Question

Convert list of Accession Numbers to Full Taxonomy

3

Entering edit mode

5.1 years ago

dylan.lawrence ▴ 90

I swear this question has been asked and never satisfyingly answered for over a decade.

I know the simplest answer is to perform a bunch of Entrez queries, but to quote many infomercials, "There's got to be a better way."

Here's the setup, I have a file of straight accession numbers extracted from a BLAST search.

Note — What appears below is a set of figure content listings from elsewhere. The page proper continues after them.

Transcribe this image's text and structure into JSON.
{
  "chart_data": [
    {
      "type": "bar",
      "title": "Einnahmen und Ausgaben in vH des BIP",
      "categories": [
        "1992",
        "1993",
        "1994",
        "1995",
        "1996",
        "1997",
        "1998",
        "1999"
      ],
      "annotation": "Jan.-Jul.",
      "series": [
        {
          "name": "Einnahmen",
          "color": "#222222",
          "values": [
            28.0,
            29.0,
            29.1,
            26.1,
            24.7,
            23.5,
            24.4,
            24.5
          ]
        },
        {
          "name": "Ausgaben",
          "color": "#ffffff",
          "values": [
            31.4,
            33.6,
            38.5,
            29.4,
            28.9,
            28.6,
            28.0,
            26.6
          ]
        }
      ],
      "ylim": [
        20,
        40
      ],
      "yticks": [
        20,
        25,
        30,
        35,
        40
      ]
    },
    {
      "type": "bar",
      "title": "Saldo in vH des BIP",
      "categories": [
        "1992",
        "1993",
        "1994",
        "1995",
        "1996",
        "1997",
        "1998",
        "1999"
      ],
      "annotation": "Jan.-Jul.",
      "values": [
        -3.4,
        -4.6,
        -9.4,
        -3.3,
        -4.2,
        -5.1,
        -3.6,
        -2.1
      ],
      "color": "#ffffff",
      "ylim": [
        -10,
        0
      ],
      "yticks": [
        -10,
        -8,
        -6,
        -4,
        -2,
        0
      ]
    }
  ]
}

I want to convert these to full taxonomies. i.e.

GCA_000005845.2 --> Bacteria;Proteobacteria;Gammaproteobacteria;Enterobacterales;Enterobacteriaceae;Escherichia

Or something similar to that. Is there any approach to this that can be in bulk? I have a copy of the BLAST taxonomy file, but that seems to only be useful if applied during a BLAST search, do I just have to re-do all my searches with taxonomy specified?

accession numbers ncbi taxonomy • 6.0k views

ADD COMMENT • link updated 2.2 years ago by Snorre • 0 • written 5.1 years ago by dylan.lawrence ▴ 90

score 3 · Answer 1 · 2019-03-03

3

Entering edit mode

5.1 years ago

GenoMax 141k

Using NCBI Entrez direct.

$ esearch -db assembly -query "GCA_000005845" | elink -target taxonomy | efetch -format native -mode xml | grep ScientificName | awk -F ">|<" 'BEGIN{ORS=", ";}{print $3;}'

Escherichia coli str. K-12 substr. MG1655, cellular organisms, Bacteria, Proteobacteria, Gammaproteobacteria, Enterobacterales, Enterobacteriaceae, Escherichia, Escherichia coli, Escherichia coli K-12,

If your other accession numbers are not genomic assemblies then you would need to switch databases.

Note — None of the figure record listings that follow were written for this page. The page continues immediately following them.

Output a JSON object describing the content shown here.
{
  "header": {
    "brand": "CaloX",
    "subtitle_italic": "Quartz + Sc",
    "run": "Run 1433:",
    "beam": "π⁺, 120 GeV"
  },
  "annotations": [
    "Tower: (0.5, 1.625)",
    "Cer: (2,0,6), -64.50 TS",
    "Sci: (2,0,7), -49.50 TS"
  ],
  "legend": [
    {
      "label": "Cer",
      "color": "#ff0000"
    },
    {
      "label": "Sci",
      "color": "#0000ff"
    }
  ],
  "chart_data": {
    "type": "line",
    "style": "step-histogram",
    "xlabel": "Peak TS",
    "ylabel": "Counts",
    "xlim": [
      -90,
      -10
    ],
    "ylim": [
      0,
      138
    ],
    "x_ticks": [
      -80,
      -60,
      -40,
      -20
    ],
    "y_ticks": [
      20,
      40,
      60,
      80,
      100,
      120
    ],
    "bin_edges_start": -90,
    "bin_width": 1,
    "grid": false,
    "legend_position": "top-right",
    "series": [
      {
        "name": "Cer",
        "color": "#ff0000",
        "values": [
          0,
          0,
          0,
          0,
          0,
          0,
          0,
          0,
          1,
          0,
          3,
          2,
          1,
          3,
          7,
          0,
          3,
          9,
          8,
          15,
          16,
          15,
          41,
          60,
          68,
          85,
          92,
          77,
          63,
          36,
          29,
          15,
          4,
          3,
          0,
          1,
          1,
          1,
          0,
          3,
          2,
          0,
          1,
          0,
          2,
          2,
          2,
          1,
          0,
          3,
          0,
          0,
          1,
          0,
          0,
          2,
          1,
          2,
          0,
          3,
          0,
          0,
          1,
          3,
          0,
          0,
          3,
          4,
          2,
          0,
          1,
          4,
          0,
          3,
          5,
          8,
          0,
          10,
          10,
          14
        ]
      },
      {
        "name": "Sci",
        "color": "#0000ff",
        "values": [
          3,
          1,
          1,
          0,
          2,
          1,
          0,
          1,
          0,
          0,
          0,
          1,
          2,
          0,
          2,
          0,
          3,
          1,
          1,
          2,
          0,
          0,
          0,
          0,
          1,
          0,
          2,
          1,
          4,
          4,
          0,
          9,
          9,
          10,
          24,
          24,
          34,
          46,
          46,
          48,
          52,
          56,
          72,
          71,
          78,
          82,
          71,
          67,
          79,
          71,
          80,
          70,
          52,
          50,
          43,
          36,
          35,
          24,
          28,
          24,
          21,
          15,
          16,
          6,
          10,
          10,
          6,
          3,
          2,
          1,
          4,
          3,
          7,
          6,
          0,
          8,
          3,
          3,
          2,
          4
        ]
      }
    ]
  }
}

$ esearch -db nuccore -query "NG_047018" | elink -target taxonomy | efetch -format native -mode xml | grep ScientificName | awk -F ">|<" 'BEGIN{ORS=", ";}{print $3;}'

Homo sapiens, cellular organisms, Eukaryota, Opisthokonta, Metazoa, Eumetazoa, Bilateria, Deuterostomia, Chordata, Craniata, Vertebrata, Gnathostomata, Teleostomi, Euteleostomi, Sarcopterygii, Dipnotetrapodomorpha, Tetrapoda, Amniota, Mammalia, Theria, Eutheria, Boreoeutheria, Euarchontoglires, Primates, Haplorrhini, Simiiformes, Catarrhini, Hominoidea, Hominidae, Homininae, Homo,

ADD COMMENT • link 5.1 years ago by GenoMax 141k

1

Entering edit mode

Is there a general database? My accessions have a huge number of prefixes.

ADD REPLY • link 5.1 years ago by dylan.lawrence ▴ 90

0

Entering edit mode

What did you blast against to get these accessions? Most everything that is not a genome/assembly (i.e. non G* numbers) should be covered by the main nucleotide database (nuccore).

ADD REPLY • link 5.1 years ago by GenoMax 141k

0

Entering edit mode

Also available as python package (Biopython). e.g.

from Bio import Entrez
data = Entrez.efetch(db = "nucleotide", id = "NC_003197.2")

ADD REPLY • link 2.2 years ago by Snorre • 0

score 1 · Answer 2 · 2019-03-03

Yeah, I wrote a thing to do this (which really is just doing entries queries behind the scenes).

https://github.com/jrjhealey/PYlogeny

Disclaimer, it’s still version...like....0.0001, so at the moment I only have it working with RefSeq, but it would be easy to generalise it. I’d be happy to take contributions or if you let me know what you need I’ll work on making it more fully fledged (which I intend to do over time anyway).

An alternative approach is to download the tax dump file from NCBI, which would allow you to do faster/more parallel lookups, but does require downloading a newer/up to date database fairly frequently.